Tuesday, April 01, 2008
WGS opens in Charlottesville
Erwin Timmers, Michael Janis and Tim Tate, the driving forces behind the Washington Glass School make their debut in Charlottesville this coming Friday, April 4, 2008 at C'ville's leading gallery, Migrations. The opening reception is from 5:30pm - 8pm.
"Synchrony" Opens at Delaplaine Center
"Synchrony," a sculptural installation by Workingman Collective, will be on exhibition from April 5-27 at The Delaplaine Visual Arts Education Center in downtown Frederick, MD.
This motion-driven installation will be created by regionally-known artists, Tom Ashcraft, Janis Goodman, and Peter Winant, who make up the Collective. Goodman and Winant appear on the WETA program "Around Town."
Monday, March 31, 2008
Cuban Art: Four Key Women Artists
This is the poster for the grand opening of a new fine arts gallery in Norfolk, Virginia, Mayer Fine Art, which opens on April 12, 2008 with an exhibition curated by yours truly.
For Mayer Fine Art I selected the work of four of the leading contemporary Cuban artists in the world: Sandra Ramos, Aimee Garcia Marrero, Cirenaica Moreira (all of whom live and work in Havana) and Marta Maria Perez Bravo, who currently resides in Mexico, where she teaches.
"Maleficio" by Marta Maria Perez Bravo
Much like Migrations did for Charlottesville, I think that Mayer Fine Art will go a long way to put the Tidewater area on the fine arts map from an independent commercial fine arts gallery perspective.
"La Libertad es una palabra enorme" [Freedom is a huge word] by Cirenaica Moreira
More on the exhibition and the trails and tribulations and expenses of getting contemporary Cuban artwork -- especially the kind not vetted nor approved by the Cuban dictatorship -- on American soil later...
Exhale
If the Armory Show was supposed to be a test of how the art market was faring amid tumultuous financial markets, initial results revealed that the fair more than passed—and exceeded the expectations of many of the more jittery dealers.Read the whole article from the Art Newspaper here.

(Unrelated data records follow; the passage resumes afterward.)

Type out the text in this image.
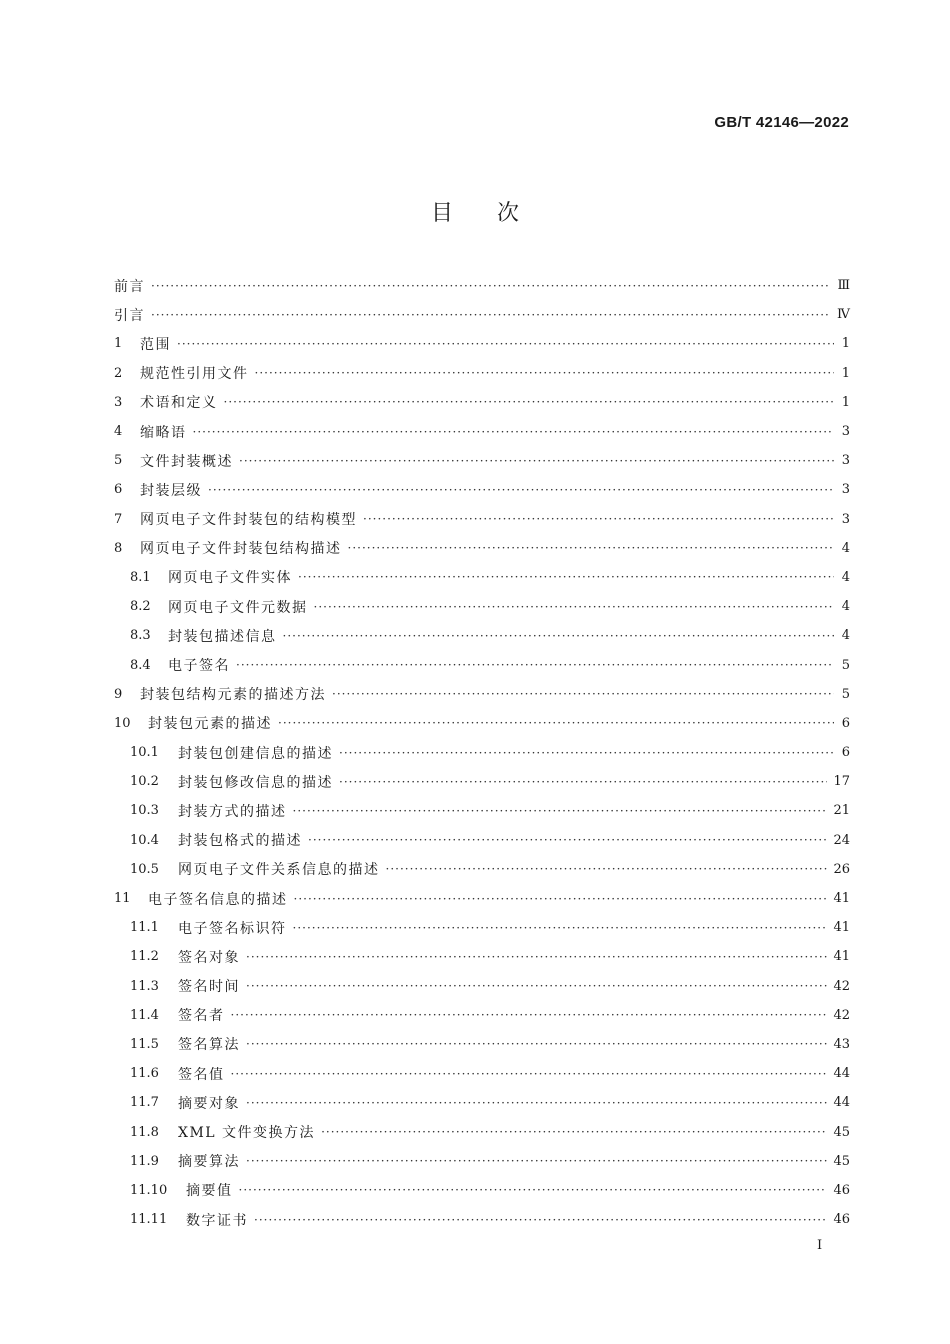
GB/T 42146—2022
目次
前言 ·····	Ⅲ
引言 ·····	Ⅳ
1	范围 ·····	1
2	规范性引用文件 ·····	1
3	术语和定义 ·····	1
4	缩略语 ·····	3
5	文件封装概述 ·····	3
6	封装层级 ·····	3
7	网页电子文件封装包的结构模型 ·····	3
8	网页电子文件封装包结构描述 ·····	4
8.1	网页电子文件实体 ·····	4
8.2	网页电子文件元数据 ·····	4
8.3	封装包描述信息 ·····	4
8.4	电子签名 ·····	5
9	封装包结构元素的描述方法 ·····	5
10	封装包元素的描述 ·····	6
10.1	封装包创建信息的描述 ·····	6
10.2	封装包修改信息的描述 ·····	17
10.3	封装方式的描述 ·····	21
10.4	封装包格式的描述 ·····	24
10.5	网页电子文件关系信息的描述 ·····	26
11	电子签名信息的描述 ·····	41
11.1	电子签名标识符 ·····	41
11.2	签名对象 ·····	41
11.3	签名时间 ·····	42
11.4	签名者 ·····	42
11.5	签名算法 ·····	43
11.6	签名值 ·····	44
11.7	摘要对象 ·····	44
11.8	XML 文件变换方法 ·····	45
11.9	摘要算法 ·····	45
11.10	摘要值 ·····	46
11.11	数字证书 ·····	46
I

Now that many have made sales, dealers readily admit that they arrived on Pier 94 with butterflies in their stomachs. “If I had applied two weeks ago instead of a year ago, I wouldn’t have come,” said Andreas Brändström of Brändström & Stene (118) in Stockholm. “The collapse of Bear Stearns is a huge issue in Europe,” he said. But by the second day, he said: “My sales are even better than last year’s.”
Conflict Opens at GRACE
Six artists using conflict as a catalyst open at the Greater Reston Arts Center in Reston, VA this Friday: James W. Bailey, Aylene Fallah, Judith Forst, Linda Hesh, Carolina Mayorga and Matt Ravenstahl.

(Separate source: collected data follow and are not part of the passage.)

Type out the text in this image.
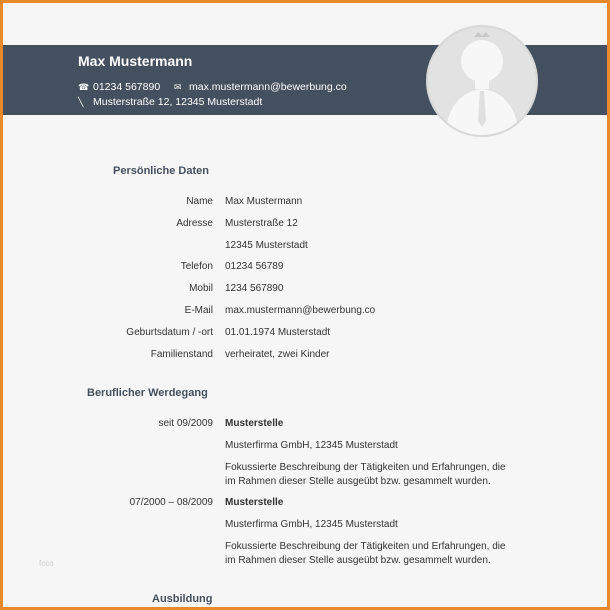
Max Mustermann
☎ 01234 567890 ✉ max.mustermann@bewerbung.co
╲ Musterstraße 12, 12345 Musterstadt
Persönliche Daten
Name Max Mustermann
Adresse Musterstraße 12
12345 Musterstadt
Telefon 01234 56789
Mobil 1234 567890
E-Mail max.mustermann@bewerbung.co
Geburtsdatum / -ort 01.01.1974 Musterstadt
Familienstand verheiratet, zwei Kinder
Beruflicher Werdegang
seit 09/2009 Musterstelle
Musterfirma GmbH, 12345 Musterstadt
Fokussierte Beschreibung der Tätigkeiten und Erfahrungen, die
im Rahmen dieser Stelle ausgeübt bzw. gesammelt wurden.
07/2000 – 08/2009 Musterstelle
Musterfirma GmbH, 12345 Musterstadt
Fokussierte Beschreibung der Tätigkeiten und Erfahrungen, die
im Rahmen dieser Stelle ausgeübt bzw. gesammelt wurden.
fcco
Ausbildung
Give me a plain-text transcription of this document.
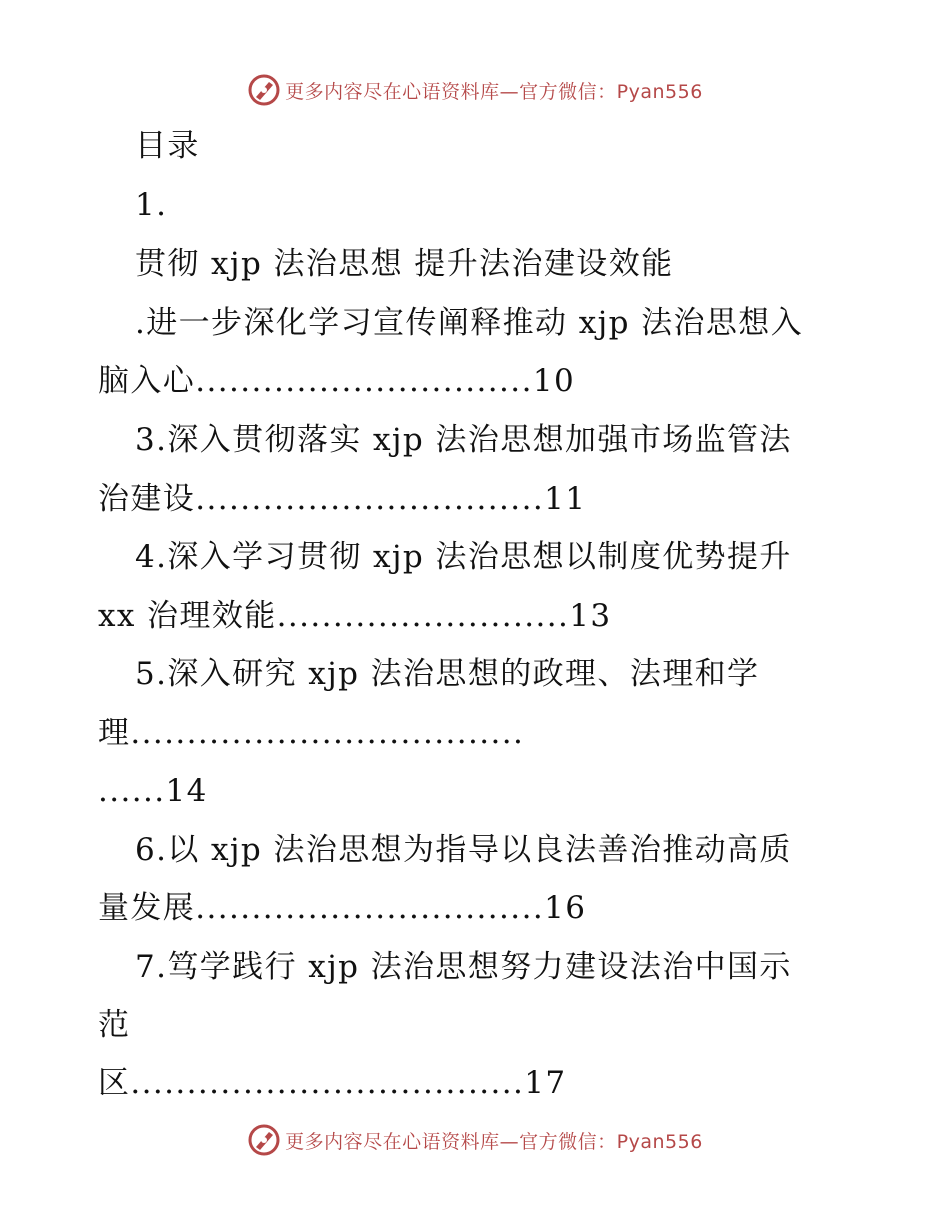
更多内容尽在心语资料库—官方微信：Pyan556
目录
1.
贯彻 xjp 法治思想 提升法治建设效能
.进一步深化学习宣传阐释推动 xjp 法治思想入
脑入心..............................10
3.深入贯彻落实 xjp 法治思想加强市场监管法
治建设...............................11
4.深入学习贯彻 xjp 法治思想以制度优势提升
xx 治理效能..........................13
5.深入研究 xjp 法治思想的政理、法理和学
理...................................
......14
6.以 xjp 法治思想为指导以良法善治推动高质
量发展...............................16
7.笃学践行 xjp 法治思想努力建设法治中国示
范
区...................................17
更多内容尽在心语资料库—官方微信：Pyan556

Opening Reception: Friday April 4, 6 -8 pmand Artists' Perspective Thursday April, 10 7pm. Exhibition: April 4 - May 3, 2008.
Artists' Interviews: Cara Ober
DCist's Amy Cavanaugh has an excellent interview with Baltimore artist Cara Ober. Read the interview here.
Curiously though, and unusual for DCist, comments are not enabled for this interview?
Update: DCist tells me that "Comments are never enabled on our interviews, out of respect for the person who granted us their time." Makes sense to me!
Sunday, March 30, 2008
Kirkland on Kehinde Wiley
JT on Kehinde Wiley at the SAAM/Portrait Gallery's Hip Hop show. Read it here.